3. Mettre fin au secret bancaire
Interdire les *marchés financiers de *gré à gré.
Toutes les transactions sur les *marchés financiers doivent être
enregistrées, traçables, réglementées et contrôlées. Jusqu’ici, les
principaux *marchés financiers sont de *gré à gré, c’est-à-dire qu’ils
ne sont soumis à aucun contrôle : il s’agit du
marché des changes (5 300 milliards de dollars chaque jour) |
5|, du marché des *dérivés, du marché des matières premières et des produits agricoles |
6|…
Mettre fin au secret bancaire. Les banques doivent
avoir l’obligation de communiquer toutes les informations sur leurs
responsables, leurs différentes entités, leurs clients, les activités
qu’elles exercent et les transactions qu’elles réalisent pour le compte
de leurs clients et pour elles-mêmes. De même, les comptes des banques
doivent également être lisibles et compréhensibles. La levée du secret
bancaire doit devenir un impératif démocratique minimal pour tous les
pays.
Concrètement cela signifie que les banques doivent tenir à la disposition de l’administration fiscale :
une liste nominative des bénéficiaires d’intérêts, de dividendes, de plus-values et autres revenus financiers ;
les
informations sur les ouvertures, les modifications et les fermetures de
comptes bancaires en vue d’établir un répertoire national des comptes
bancaires ;
toutes les informations sur les entrées et sorties de capitaux avec en particulier l’identification du donneur d’ordre.
Interdire les transactions avec les paradis fiscaux.
Il faut interdire aux banques toute transaction avec un *paradis
fiscal. Le non-respect de l’interdiction doit être assorti de sanctions
très lourdes (pouvant aller jusqu’au retrait de la licence bancaire) et
du paiement de lourdes amendes.
4. Réguler le secteur bancaire
Exiger des banques une augmentation radicale du volume de leurs *fonds propresen rapport avec le total du *bilan |
7|.
Alors que les *fonds propres sont en général inférieurs à 5 % du *bilan
de la banque, nous sommes favorables à porter leur minimum légal à
20 %.
Interdire la socialisation des pertes des banques et
des autres institutions financières privées. Il s’agit d’interdire aux
pouvoirs publics de mettre à la charge des finances publiques des dettes
privées.
Restaurer la responsabilité illimitée des grands actionnaires en cas de faillite.

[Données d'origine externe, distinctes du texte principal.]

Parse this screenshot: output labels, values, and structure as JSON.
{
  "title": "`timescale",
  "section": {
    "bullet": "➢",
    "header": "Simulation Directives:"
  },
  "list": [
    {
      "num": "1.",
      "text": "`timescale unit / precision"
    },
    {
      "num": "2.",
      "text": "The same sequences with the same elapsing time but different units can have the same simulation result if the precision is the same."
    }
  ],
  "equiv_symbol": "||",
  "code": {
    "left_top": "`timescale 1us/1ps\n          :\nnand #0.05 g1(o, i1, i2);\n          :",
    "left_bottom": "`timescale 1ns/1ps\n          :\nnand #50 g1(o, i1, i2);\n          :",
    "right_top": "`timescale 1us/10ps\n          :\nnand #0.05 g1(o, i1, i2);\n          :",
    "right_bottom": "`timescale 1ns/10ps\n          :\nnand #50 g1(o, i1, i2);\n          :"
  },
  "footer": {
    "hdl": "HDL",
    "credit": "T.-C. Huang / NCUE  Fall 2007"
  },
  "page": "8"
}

Le coût de la faillite doit pouvoir être récupéré sur l’ensemble du
patrimoine des grands actionnaires (personnes physiques ou
entreprises/personne morale).
En cas de faillite, les clients de la *banque de dépôt doivent continuer
à bénéficier d’une garantie d’État pour leurs dépôts, limitée au
montant raisonnable d’épargne d’un ménage moyen-supérieur (estimé
aujourd’hui à 150 000 euros, montant à soumettre au débat démocratique).

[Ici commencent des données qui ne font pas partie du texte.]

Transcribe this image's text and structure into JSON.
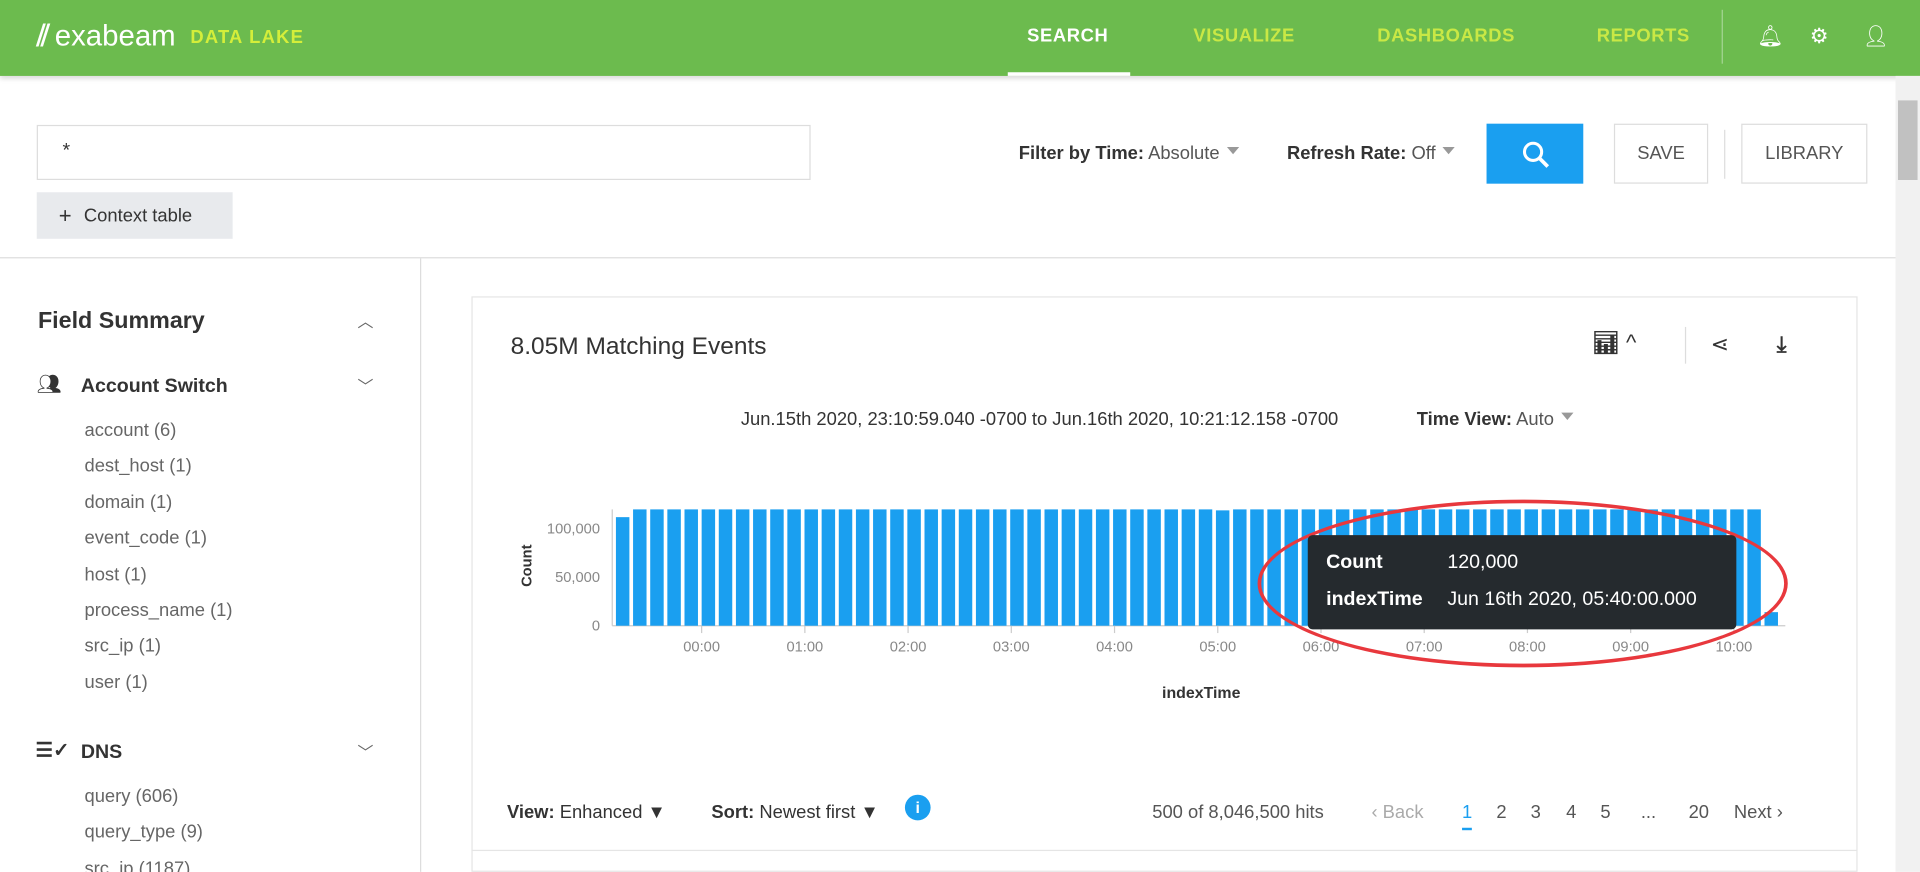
{
  "header": {
    "logo": "exabeam",
    "product": "DATA LAKE",
    "nav": [
      {
        "label": "SEARCH",
        "active": true
      },
      {
        "label": "VISUALIZE"
      },
      {
        "label": "DASHBOARDS"
      },
      {
        "label": "REPORTS"
      }
    ],
    "icons": [
      "bell-icon",
      "gear-icon",
      "user-icon"
    ]
  },
  "search": {
    "query": "*",
    "filter_label": "Filter by Time:",
    "filter_value": "Absolute",
    "refresh_label": "Refresh Rate:",
    "refresh_value": "Off",
    "save": "SAVE",
    "library": "LIBRARY",
    "context_table": "Context table"
  },
  "sidebar": {
    "title": "Field Summary",
    "groups": [
      {
        "name": "Account Switch",
        "icon": "users-icon",
        "fields": [
          "account (6)",
          "dest_host (1)",
          "domain (1)",
          "event_code (1)",
          "host (1)",
          "process_name (1)",
          "src_ip (1)",
          "user (1)"
        ]
      },
      {
        "name": "DNS",
        "icon": "list-check-icon",
        "fields": [
          "query (606)",
          "query_type (9)",
          "src_ip (1187)"
        ]
      }
    ]
  },
  "main": {
    "title": "8.05M Matching Events",
    "range": "Jun.15th 2020, 23:10:59.040 -0700 to Jun.16th 2020, 10:21:12.158 -0700",
    "time_view_label": "Time View:",
    "time_view_value": "Auto",
    "tooltip": {
      "k1": "Count",
      "v1": "120,000",
      "k2": "indexTime",
      "v2": "Jun 16th 2020, 05:40:00.000"
    },
    "view_label": "View:",
    "view_value": "Enhanced",
    "sort_label": "Sort:",
    "sort_value": "Newest first",
    "hits": "500 of 8,046,500 hits",
    "back": "Back",
    "next": "Next",
    "pages": [
      "1",
      "2",
      "3",
      "4",
      "5",
      "...",
      "20"
    ],
    "current_page": "1"
  },
  "chart_data": {
    "type": "bar",
    "xlabel": "indexTime",
    "ylabel": "Count",
    "ylim": [
      0,
      120000
    ],
    "yticks": [
      "0",
      "50,000",
      "100,000"
    ],
    "xticks": [
      "00:00",
      "01:00",
      "02:00",
      "03:00",
      "04:00",
      "05:00",
      "06:00",
      "07:00",
      "08:00",
      "09:00",
      "10:00"
    ],
    "bucket": "10 minutes",
    "first_bucket": "23:10",
    "values": [
      112000,
      120000,
      120000,
      120000,
      120000,
      120000,
      120000,
      120000,
      120000,
      120000,
      120000,
      120000,
      120000,
      120000,
      120000,
      120000,
      120000,
      120000,
      120000,
      120000,
      120000,
      120000,
      120000,
      120000,
      120000,
      120000,
      120000,
      120000,
      120000,
      120000,
      120000,
      120000,
      120000,
      120000,
      120000,
      119000,
      120000,
      120000,
      120000,
      120000,
      120000,
      120000,
      120000,
      120000,
      120000,
      120000,
      120000,
      120000,
      120000,
      120000,
      120000,
      120000,
      120000,
      120000,
      120000,
      120000,
      120000,
      120000,
      120000,
      120000,
      120000,
      120000,
      120000,
      120000,
      120000,
      120000,
      120000,
      14000
    ],
    "color": "#1a9ff0"
  },
  "colors": {
    "header": "#6cbb4e",
    "accent": "#1a9ff0",
    "highlight": "#e8383d"
  }
}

Taxer fortement les banques. Les bénéfices des
banques doivent être soumis strictement aux dispositions légales en
matière d’imposition des sociétés. En effet actuellement le taux
effectivement payé est très nettement inférieur au taux légal lui-même
largement insuffisant. Les transactions bancaires sur les devises |
8|
et sur les titres financiers doivent être taxées. Les dettes bancaires à
court terme doivent être taxées afin de favoriser le financement à long
terme.
Poursuivre systématiquement les dirigeants responsables de délits et de crimes financiers
et retirer la licence bancaire aux institutions qui ne respectent pas les interdictions et se rendent coupables de malversations.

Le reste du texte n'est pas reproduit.